Futuro em Risco: Desenvolvedoras da Bethesda Alertam sobre Queda na Qualidade de Elder Scrolls e Fallout
Os cortes massivos de pessoal que a Microsoft realizou recentemente nos estúdios da Bethesda Games geraram preocupações legítimas entre os funcionários sindicalizados. O grande medo? Que as próximas gerações de Elder Scrolls e Fallout não consigam manter o mesmo patamar de excelência das obras anteriores.
Segundo relatos de desenvolvedoras ouvidas pela indústria, perder profissionais experientes é um golpe que não se recupera facilmente com contratações apressadas. “Você não pode simplesmente jogar novos talentos para resolver um problema desses”, expressa a preocupação de membros da equipe que continua negociando os termos de indenização com a gigante de Redmond.
A questão é delicada: tanto Elder Scrolls quanto Fallout são franquias icônicas que construíram reputações monolíticas ao longo de décadas. A série The Elder Scrolls, especialmente com o fenômeno que foi Skyrim em 2011, e a reconstrução de Fallout pós-Bethesda (a partir de Fallout 3 em 2008) demonstram o peso da experiência acumulada nas equipes criativas.
Perder veteranos significa perder não apenas conhecimento técnico, mas também a visão artística, as lições aprendidas em projetos anteriores e a compreensão profunda do que torna essas obras memoráveis.
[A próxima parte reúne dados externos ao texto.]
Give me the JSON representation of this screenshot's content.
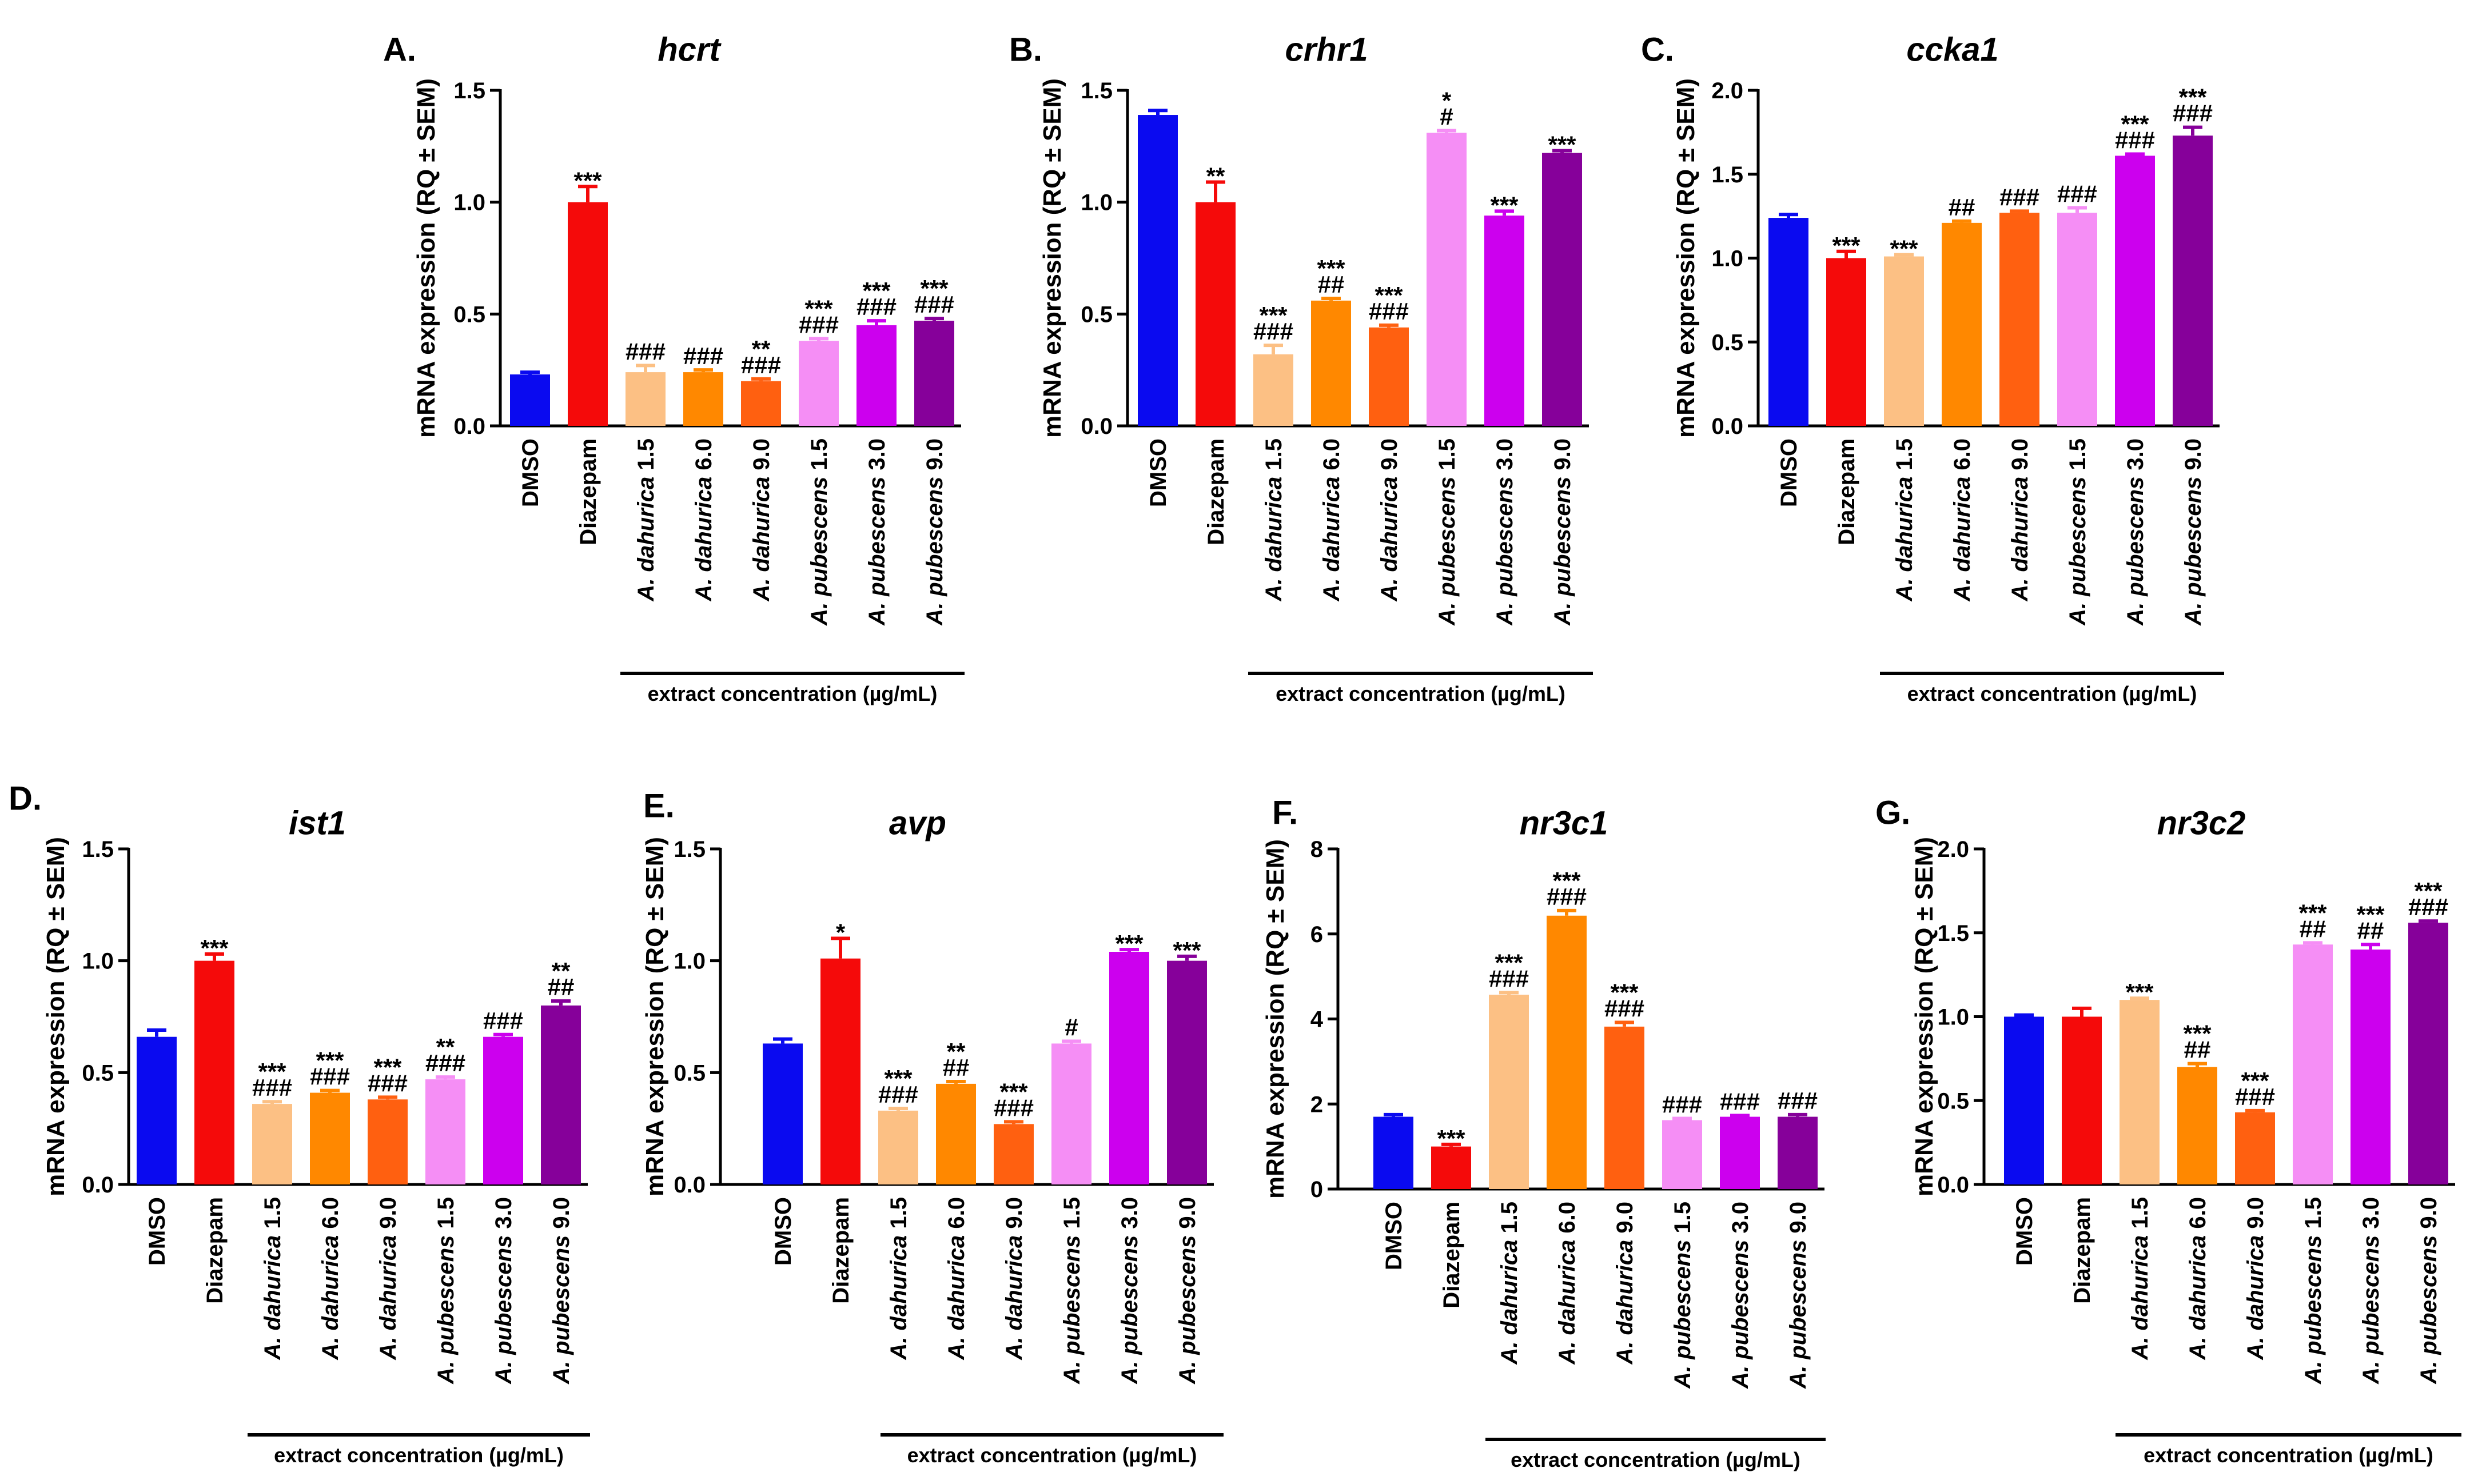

A instituição de conhecimento que existe dentro de um estúdio estabelecido não se reconstrói da noite para o dia.
Com The Elder Scrolls VI ainda sendo um mistério (esperado para anos 2020-2030) e Fallout 5 ainda mais distante no horizonte, a Microsoft precisará demonstrar que consegue manter a qualidade criativa após essas demissões. Os fãs, especialmente no Brasil onde essas franquias têm legião devota, ficarão atentos a qualquer sinal de que o legado criativo está em perigo.
A negociação entre os sindicatos e a empresa por melhores indenizações continua, e esse será um teste decisivo para o futuro das franquias mais queridas da Bethesda.